1 Reply Latest reply on Jun 11, 2012 10:06 AM by rhauch

    ModeShape 3 indexes

    jonathandfields

      Will ModeShape 3 be using Infinispan for Lucene index storage? This has been mentioned in the past but I was not sure if that was on the roadmap for the initial release, long term, or at all....

       

      I don't know much about this configuration myself (I have always just used on-disk), but I'm assuming it would perform better, plus it would consolidate storage into a single location instead of two.

       

      From an operational standpoint, it would make backup and recovery easier since, for example, that could all be handled using Berkeley DB.

       

      That makes it easier to sell "new" technologies like this  to IT organizations that are used to the backup/recovery features of relational databases.

       

      Thanks,

      Jon

        • 1. Re: ModeShape 3 indexes
          rhauch

          Hi, Jonathan.

           

          UPDATE: I just was looking into this, and Alpha4 is not properly setting the location of the Infinispan configuration file to use for the 3 caches. I've logged this as MODE-1510, and already have a fix and will include it in today's Alpah5 release.
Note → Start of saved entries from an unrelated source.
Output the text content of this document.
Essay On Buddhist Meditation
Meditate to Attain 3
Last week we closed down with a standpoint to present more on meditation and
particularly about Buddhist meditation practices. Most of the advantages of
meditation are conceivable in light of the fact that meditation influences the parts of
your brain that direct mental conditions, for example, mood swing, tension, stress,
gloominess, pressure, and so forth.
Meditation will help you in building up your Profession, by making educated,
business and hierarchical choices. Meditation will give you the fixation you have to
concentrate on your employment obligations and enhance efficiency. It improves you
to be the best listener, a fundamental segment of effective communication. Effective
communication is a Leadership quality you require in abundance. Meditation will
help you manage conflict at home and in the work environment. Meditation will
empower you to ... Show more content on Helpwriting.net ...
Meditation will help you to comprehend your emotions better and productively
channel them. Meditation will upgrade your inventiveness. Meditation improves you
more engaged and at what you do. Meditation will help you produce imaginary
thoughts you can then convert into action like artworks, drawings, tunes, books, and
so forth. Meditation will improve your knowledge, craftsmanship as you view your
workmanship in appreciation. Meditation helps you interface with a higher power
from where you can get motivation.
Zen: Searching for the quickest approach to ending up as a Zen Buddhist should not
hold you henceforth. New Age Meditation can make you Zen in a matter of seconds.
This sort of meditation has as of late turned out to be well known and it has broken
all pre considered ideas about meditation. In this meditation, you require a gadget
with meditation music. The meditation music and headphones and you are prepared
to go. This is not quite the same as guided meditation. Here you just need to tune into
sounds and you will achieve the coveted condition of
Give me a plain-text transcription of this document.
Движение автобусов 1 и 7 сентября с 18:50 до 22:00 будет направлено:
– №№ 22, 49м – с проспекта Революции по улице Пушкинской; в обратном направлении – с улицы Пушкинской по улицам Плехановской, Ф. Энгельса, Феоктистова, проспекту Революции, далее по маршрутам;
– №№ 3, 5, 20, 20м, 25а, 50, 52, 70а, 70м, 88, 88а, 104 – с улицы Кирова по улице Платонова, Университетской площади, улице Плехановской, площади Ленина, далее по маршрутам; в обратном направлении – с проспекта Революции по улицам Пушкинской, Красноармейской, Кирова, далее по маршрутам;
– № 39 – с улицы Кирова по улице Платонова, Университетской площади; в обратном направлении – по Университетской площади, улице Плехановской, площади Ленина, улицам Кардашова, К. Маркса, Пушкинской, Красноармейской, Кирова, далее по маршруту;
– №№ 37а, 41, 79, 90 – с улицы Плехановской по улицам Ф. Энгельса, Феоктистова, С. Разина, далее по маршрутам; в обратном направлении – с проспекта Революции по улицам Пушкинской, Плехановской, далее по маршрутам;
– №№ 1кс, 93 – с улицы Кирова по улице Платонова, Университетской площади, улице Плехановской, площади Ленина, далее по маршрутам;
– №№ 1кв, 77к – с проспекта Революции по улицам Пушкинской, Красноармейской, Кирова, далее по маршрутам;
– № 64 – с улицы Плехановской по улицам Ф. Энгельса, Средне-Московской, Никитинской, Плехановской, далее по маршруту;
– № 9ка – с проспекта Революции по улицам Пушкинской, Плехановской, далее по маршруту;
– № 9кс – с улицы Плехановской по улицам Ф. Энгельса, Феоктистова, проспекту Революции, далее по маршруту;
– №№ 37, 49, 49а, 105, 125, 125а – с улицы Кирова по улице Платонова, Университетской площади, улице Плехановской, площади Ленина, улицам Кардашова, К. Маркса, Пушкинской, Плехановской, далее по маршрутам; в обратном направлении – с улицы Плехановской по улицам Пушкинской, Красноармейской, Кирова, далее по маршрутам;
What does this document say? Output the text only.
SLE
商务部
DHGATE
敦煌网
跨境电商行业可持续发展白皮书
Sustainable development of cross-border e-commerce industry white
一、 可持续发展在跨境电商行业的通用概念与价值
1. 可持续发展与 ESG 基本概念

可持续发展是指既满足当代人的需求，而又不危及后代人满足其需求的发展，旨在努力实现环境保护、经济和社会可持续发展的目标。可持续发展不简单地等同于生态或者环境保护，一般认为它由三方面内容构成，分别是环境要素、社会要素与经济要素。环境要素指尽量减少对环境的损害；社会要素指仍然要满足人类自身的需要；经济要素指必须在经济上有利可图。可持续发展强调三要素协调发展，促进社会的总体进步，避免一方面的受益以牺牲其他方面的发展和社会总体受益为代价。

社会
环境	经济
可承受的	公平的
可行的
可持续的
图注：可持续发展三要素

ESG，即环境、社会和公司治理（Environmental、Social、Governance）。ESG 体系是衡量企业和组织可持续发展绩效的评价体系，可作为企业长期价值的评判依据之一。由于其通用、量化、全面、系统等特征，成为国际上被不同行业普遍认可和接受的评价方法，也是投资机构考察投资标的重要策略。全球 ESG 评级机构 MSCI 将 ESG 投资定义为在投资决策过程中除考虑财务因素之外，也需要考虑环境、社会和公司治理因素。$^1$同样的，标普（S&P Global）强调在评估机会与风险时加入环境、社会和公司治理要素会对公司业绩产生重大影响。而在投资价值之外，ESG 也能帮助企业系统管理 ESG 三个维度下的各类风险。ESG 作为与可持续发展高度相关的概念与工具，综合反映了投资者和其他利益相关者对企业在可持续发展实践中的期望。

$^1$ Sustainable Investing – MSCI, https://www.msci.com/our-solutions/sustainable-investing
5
As a result, the Infinispan configuration in the "hibernate-search-infinispan.jar" will be used by default; this should work fine in most cases but does not store the index in a persistent cache store.

           

          Yes, it's already possible to configure ModeShape 3.0.0.Alpha4 (or later) to store the Lucene indexes in Infinispan, although honestly I don't know of anyone who's tried it yet with ModeShape. The Infinispan Lucene Directory component does all the heavy lifting, and people are certainly using this. ModeShape doesn't directly use this component, however; instead, it configures Hibernate Search to use it.

           

          NOTE: You must include the Infinispan Lucene Directory JARs in the classpath, or include them in your dependencies if using Maven. If you're using ModeShape+AS7, you'll need to add a Infinispan modules in AS7 and add to the "org.modeshape" module a dependency to this new module. (The module will be added to the ModeShape kit by Beta1; see MODE-1509.)

           

          Note that the Infinispan Lucene Directory implementation uses 3 separate caches for the index storage (see also Sanne Grinovero's recent presentation), and they should always be different caches than the one ModeShape uses for content storage. If you have enough memory all of the caches should be replicated (so that each process has the entire copy of the indexes); otherwise, the lock and metadata caches are small and should always be replicated, while the data cache is where all the raw index data is stored and can be distributed if the indexes are large enough. (See also the Hibernate Search documentation for some background.)

           

          Here's a sample embedded configuration that shows the basic usage:

           

          {

              "name" : "sample",

              "storage" : {

                  "cacheConfiguration" : "pathToInfinispanConfig",

                  "cacheName" : "content-storage",

                  "binaryStorage" : { ... }

              }

              "query" : {

                  "indexStorage" : {

                      "type" : "infinispan",

                      "cacheConfiguration" : "pathToInfinispanConfig",

                      "lockCacheName" : "sample-index-locks",

                      "dataCacheName" : "sample-index-data",

                      "metadataCacheName" : "sample-index-metadata",

                      "chunkSizeInBytes" : 1024

                  }

              }

          }

           

          The "type" field is required, but all the others fields under "indexStorage" have defaults (see our configuration schema for details, defaults, and descriptions of each field).

           

          With 3.0.0.Alpha4, however, I would recommend setting all of the fields in "indexStorage", including the cache configuration (you can point it to the same Infinispan configuration file that you're using for the content storage, or point to a different Infinispan configuration file). I'm not confident that the same Infinispan configuration would be used by default.

           

          If you're using ModeShape + AS7, then the configuration is similar but follows the XSD for the ModeShape subsystem in AS7. See this link for an example configuration file.

           

           

          I don't know much about this configuration myself (I have always just used on-disk), but I'm assuming it would perform better, plus it would consolidate storage into a single location instead of two.

           

          From an operational standpoint, it would make backup and recovery easier since, for example, that could all be handled using Berkeley DB.

           

          That makes it easier to sell "new" technologies like this  to IT organizations that are used to the backup/recovery features of relational databases.

           

          It should indeed perform quite a bit better, since accessing in-memory data from machines within the same fast network (very likely in most installations) can often be much faster than even reading the same data from local disk.

           

          I also agree that operationally everything becomes much cleaner if ModeShape can store all content in the same system, so using Infinispan for content and index storage gets us most of the way there. (At the moment, binary storage only works with the file system option, though we plan to offer a cache-based storage option there, too; see MODE-1443.)